Ein weiterer Tuner, der sich bei den Oberbayerischen Heimatzeitungen gemeldet hat, schildert, dass die Eskalation erst durch den Einsatz des Unterstützungskommandos (USK) der Bereitschaftspolizei eskaliert sei. „Die normale Polizei hat an dem Abend die Szene im Griff gehabt, wir waren freundlich und ich konnte mich sogar offen mit einem Polizisten unterhalten und wir haben zusammen gelacht“, schildert der Tuner, der anonym bleiben möchte. „Das USK wurde meiner Meinung nach nur zum Einschüchtern und Schlägern geschickt.“
Weiter berichtet der Tuner: „Der Junge in der orangen Jacke, der vom USK offensichtlich verprügelt wurde, stand auf der mir gegenüberliegenden Straßenseite.“ Ihm und einigen anderen sei es nicht mehr möglich gewesen, den Anweisungen des USK zu folgen, da auf dem Gelände nicht ausreichend Platz war, um schnell genug von dort wegzukommen.
„Stimmung nicht polizeifreundlich“
Allerdings gab es noch eine weitere Szene, die von den Tunern massiv kritisiert wird. Als eine Person inmitten der Menschenmenge einen Bengalo – also Pyrotechnik – zündet, stürmen mehrere Polizisten durch die Menge in Richtung des Feuers. Dabei werden mehrere Personen zur Seite geschoben. Die Folge: Eine junge Frau stürzt und mehrere Männer stolpern über sie.
„Ich bin auf den Bordstein gefallen, auf meine komplette linke Seite. Ich konnte mich nicht abstützen, da zwei junge Männer auf mich gefallen sind“, erzählt die Frau in einer Sprachnachricht. Ihre Stimme zittert, sie wirkt besorgt. „Ich hatte sehr starke Schmerzen und sehr viel Angst, weil ich nicht wusste, was passiert.“ Die Folge des Vorfalls laut der jungen Frau: ein geprelltes Knie und eine weitere Verletzung am Fuß.

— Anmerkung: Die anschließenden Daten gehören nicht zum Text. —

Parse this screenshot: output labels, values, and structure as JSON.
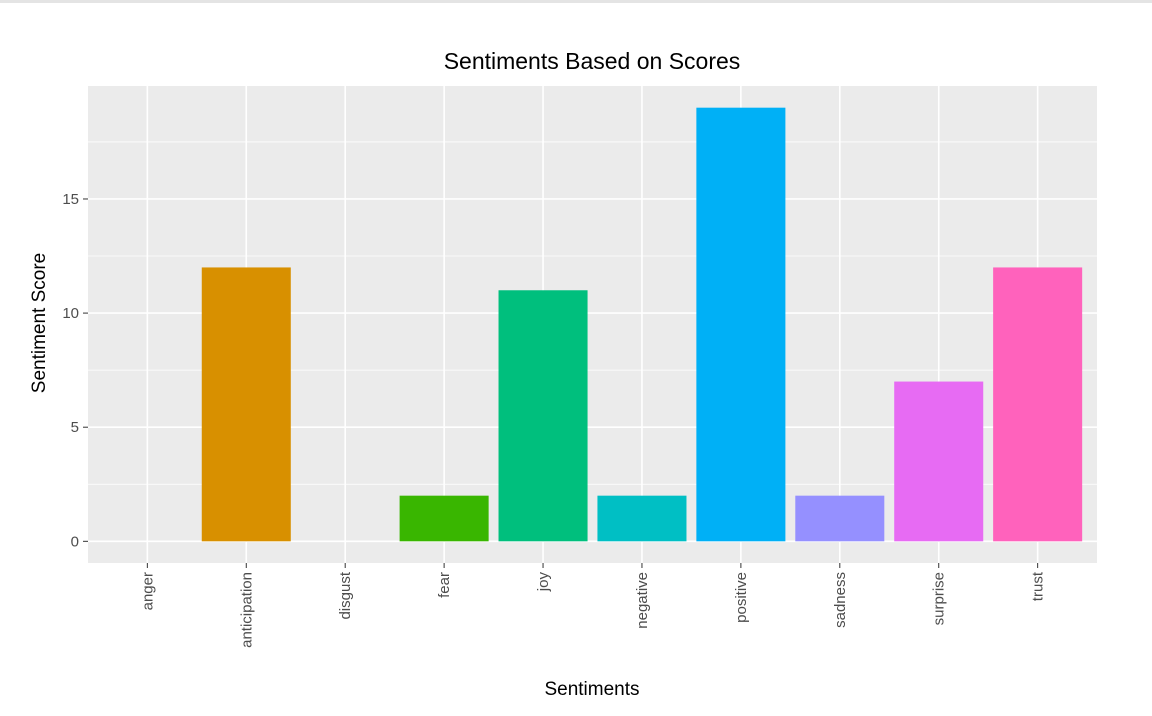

Auch mit dieser Szene hat das OVB Holger Siegemund konfrontiert. „Auf den ersten Blick würde ich sagen, dass diese Frau gestürzt ist, weil Menschen beiseite geschoben wurden“, erklärt der Polizist. Das Problem sei allerdings der Bengalo gewesen. Man müsse die Einsatzkräfte in solchen Situationen schnell durch ein paar tausend Menschen bringen. Dies sei nicht so einfach. „Die Stimmung ist bei so einer Veranstaltung nicht unbedingt polizeifreundlich“, sagt Siegemund. „Die Ansprache ‚Bitte gehen Sie beiseite‘ funktioniert nicht wirklich.“ Er könne auf den Bildern jedenfalls kein problematisches Handeln erkennen.